Photo/Illutration Technical intern trainees clean fish at this plant in Ofunato, Iwate Prefecture. (Kengo Kamo)

The Immigration Services Agency announced a new service to help technical intern trainees who lost their jobs because of fallout from the new coronavirus outbreak.

Foreign nationals who entered Japan under a specified skills visa that began last year will also be covered by the program that will in effect match those looking for jobs with companies and other entities unable to fill positions. This stems from stricter entry regulations that have seen foreign technical intern trainee arrivals plummet.

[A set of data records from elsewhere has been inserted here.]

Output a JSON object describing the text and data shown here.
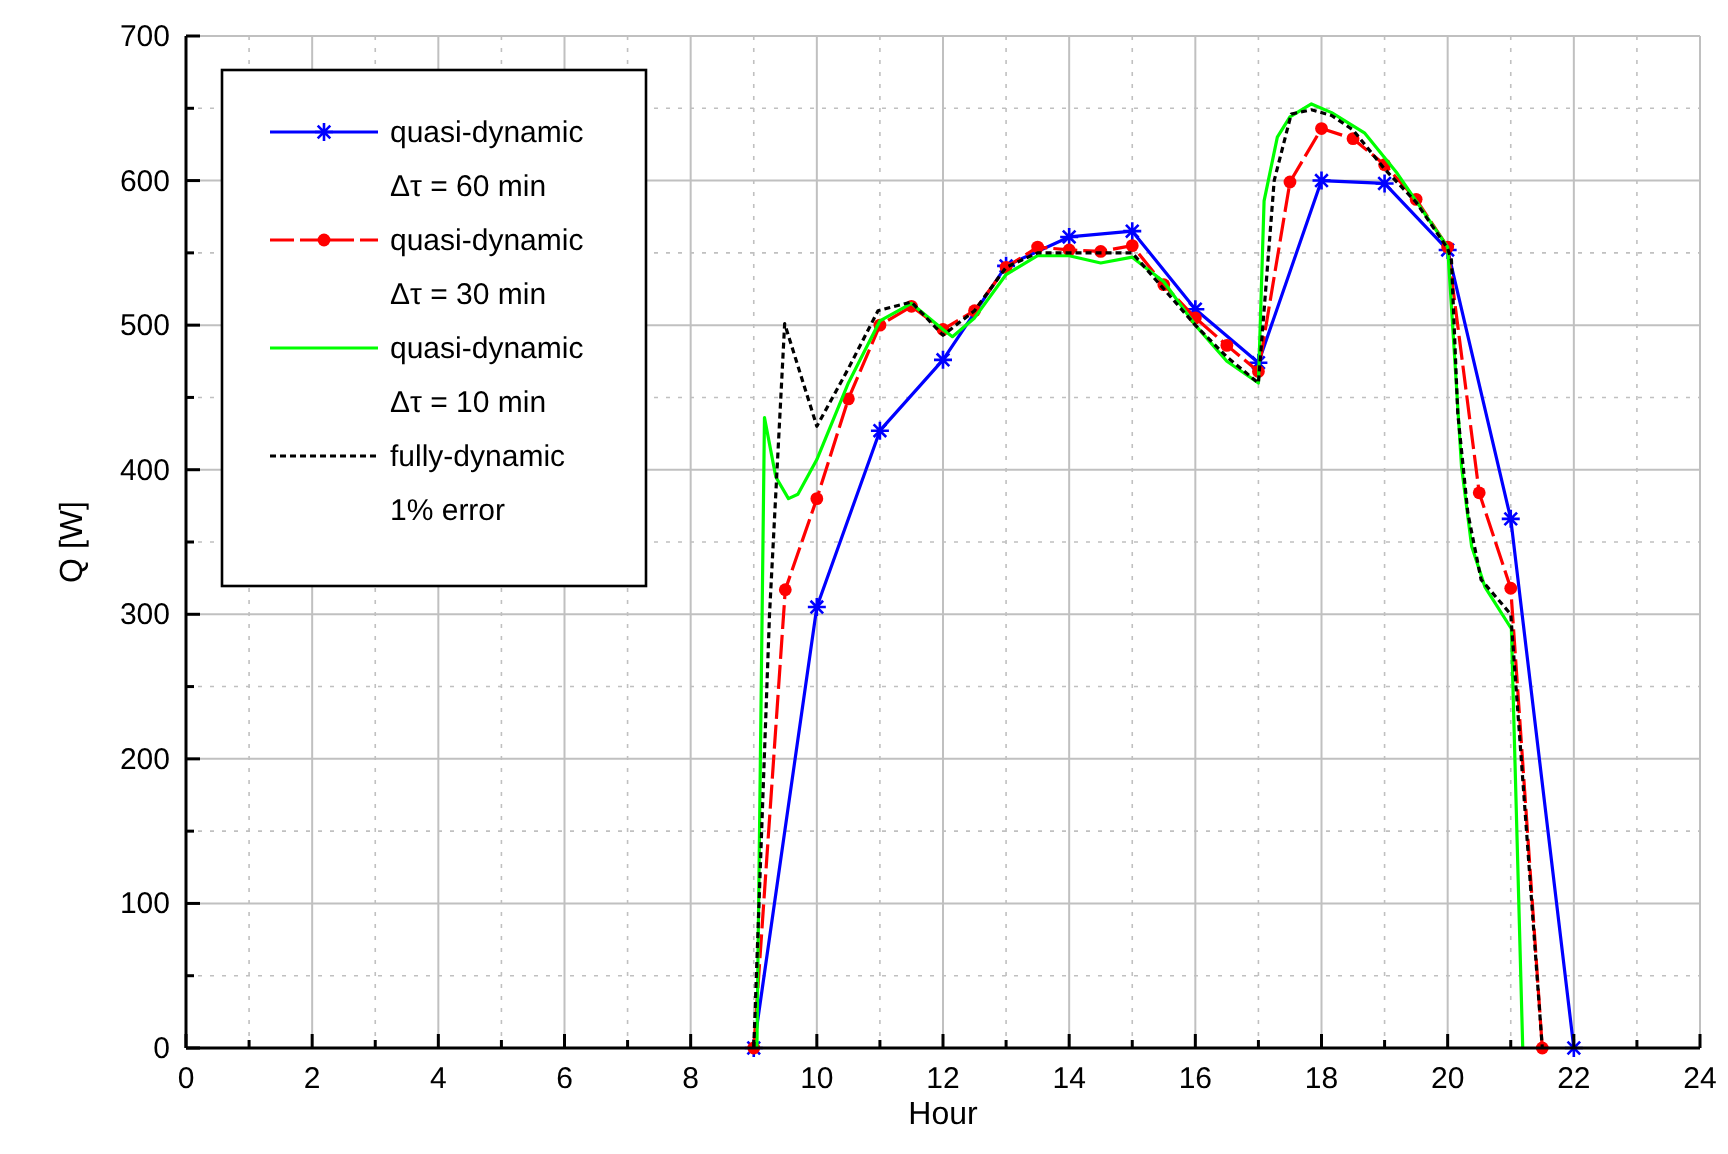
{
  "chart_data": {
    "type": "line",
    "xlabel": "Hour",
    "ylabel": "Q [W]",
    "xlim": [
      0,
      24
    ],
    "ylim": [
      0,
      700
    ],
    "xticks": [
      0,
      {
        "value": 1,
        "label": null
      },
      2,
      {
        "value": 3,
        "label": null
      },
      4,
      {
        "value": 5,
        "label": null
      },
      6,
      {
        "value": 7,
        "label": null
      },
      8,
      {
        "value": 9,
        "label": null
      },
      10,
      {
        "value": 11,
        "label": null
      },
      12,
      {
        "value": 13,
        "label": null
      },
      14,
      {
        "value": 15,
        "label": null
      },
      16,
      {
        "value": 17,
        "label": null
      },
      18,
      {
        "value": 19,
        "label": null
      },
      20,
      {
        "value": 21,
        "label": null
      },
      22,
      {
        "value": 23,
        "label": null
      },
      24
    ],
    "yticks": [
      0,
      {
        "value": 50,
        "label": null
      },
      100,
      {
        "value": 150,
        "label": null
      },
      200,
      {
        "value": 250,
        "label": null
      },
      300,
      {
        "value": 350,
        "label": null
      },
      400,
      {
        "value": 450,
        "label": null
      },
      500,
      {
        "value": 550,
        "label": null
      },
      600,
      {
        "value": 650,
        "label": null
      },
      700
    ],
    "grid": true,
    "legend": "top left",
    "series": [
      {
        "name": "quasi-dynamic\nΔτ = 60 min",
        "color": "#0000ff",
        "marker": "cross",
        "line_style": "solid",
        "x": [
          9,
          10,
          11,
          12,
          13,
          14,
          15,
          16,
          17,
          18,
          19,
          20,
          21,
          22
        ],
        "values": [
          0,
          305,
          427,
          476,
          541,
          561,
          565,
          511,
          474,
          600,
          598,
          552,
          366,
          0
        ]
      },
      {
        "name": "quasi-dynamic\nΔτ = 30 min",
        "color": "#ff0000",
        "marker": "circle",
        "line_style": "dashed",
        "x": [
          9,
          9.5,
          10,
          10.5,
          11,
          11.5,
          12,
          12.5,
          13,
          13.5,
          14,
          14.5,
          15,
          15.5,
          16,
          16.5,
          17,
          17.5,
          18,
          18.5,
          19,
          19.5,
          20,
          20.5,
          21,
          21.5
        ],
        "values": [
          0,
          317,
          380,
          449,
          500,
          513,
          497,
          510,
          540,
          554,
          552,
          551,
          555,
          528,
          505,
          486,
          468,
          599,
          636,
          629,
          611,
          587,
          554,
          384,
          318,
          0
        ]
      },
      {
        "name": "quasi-dynamic\nΔτ = 10 min",
        "color": "#00ff00",
        "marker": "none",
        "line_style": "solid",
        "x": [
          9.05,
          9.17,
          9.35,
          9.55,
          9.7,
          10,
          10.5,
          11,
          11.5,
          12,
          12.15,
          12.5,
          13,
          13.5,
          14,
          14.5,
          15,
          15.5,
          16,
          16.5,
          17,
          17.09,
          17.3,
          17.5,
          17.84,
          18.16,
          18.68,
          19.2,
          20,
          20.1,
          20.22,
          20.38,
          20.59,
          21.01,
          21.19
        ],
        "values": [
          0,
          436,
          395,
          380,
          383,
          407,
          460,
          503,
          515,
          497,
          492,
          505,
          535,
          548,
          548,
          543,
          547,
          530,
          500,
          475,
          460,
          586,
          630,
          644,
          653,
          647,
          633,
          605,
          554,
          485,
          402,
          347,
          319,
          290,
          0
        ]
      },
      {
        "name": "fully-dynamic\n1% error",
        "color": "#000000",
        "marker": "none",
        "line_style": "dotted",
        "x": [
          9,
          9.25,
          9.49,
          10,
          10.5,
          10.97,
          11.5,
          12,
          12.5,
          13,
          13.5,
          14,
          14.5,
          15,
          15.5,
          16,
          16.5,
          17,
          17.25,
          17.52,
          17.84,
          18.16,
          18.5,
          19,
          19.5,
          20,
          20.06,
          20.16,
          20.32,
          20.53,
          21,
          21.5
        ],
        "values": [
          0,
          300,
          501,
          430,
          470,
          510,
          516,
          493,
          510,
          540,
          550,
          550,
          550,
          550,
          525,
          500,
          478,
          460,
          600,
          646,
          649,
          645,
          635,
          608,
          585,
          553,
          545,
          439,
          370,
          324,
          300,
          0
        ]
      }
    ]
  }
}
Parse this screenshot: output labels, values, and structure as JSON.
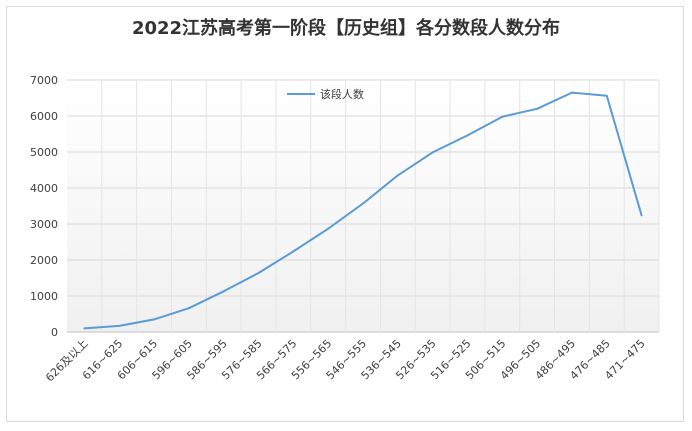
{
  "chart_data": {
    "type": "line",
    "title": "2022江苏高考第一阶段【历史组】各分数段人数分布",
    "xlabel": "",
    "ylabel": "",
    "categories": [
      "626及以上",
      "616~625",
      "606~615",
      "596~605",
      "586~595",
      "576~585",
      "566~575",
      "556~565",
      "546~555",
      "536~545",
      "526~535",
      "516~525",
      "506~515",
      "496~505",
      "486~495",
      "476~485",
      "471~475"
    ],
    "series": [
      {
        "name": "该段人数",
        "color": "#5b9bd5",
        "values": [
          100,
          170,
          350,
          660,
          1130,
          1640,
          2240,
          2870,
          3570,
          4350,
          4990,
          5460,
          5980,
          6200,
          6650,
          6560,
          3240
        ]
      }
    ],
    "ylim": [
      0,
      7000
    ],
    "yticks": [
      0,
      1000,
      2000,
      3000,
      4000,
      5000,
      6000,
      7000
    ],
    "grid": true,
    "legend": "top-center"
  }
}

Normally, technical intern trainees who lose their jobs can only look for work in the same field. If they do not find a new job, they are obliged to return home as the reason from granting the visa no longer remains valid.

However, under the new program to start from April 20, the Immigration Services Agency will relax the ban on finding work in new business areas.

The agency will begin by collecting information from technical intern trainees who lost their jobs, but want to continue working in Japan. That information will be submitted to industrial organizations representing 14 sectors, such as farming and elderly care services that face personnel shortages, or local governments. Those organizations will then release the personnel data to companies seeking workers.

The new service will also cover foreign students who had prospective job offers suddenly revoked due to the economic fallout from the coronavirus outbreak.

Foreign nationals who find new jobs will be given the specified skills visa that allows them to work for up to a year and receive wages at least at the same level as those paid to Japanese workers.

As of the end of 2019, there were a record 410,000 or so technical intern trainees in Japan and 2,994 foreign nationals with the specified skills visa as of the end of February 2020.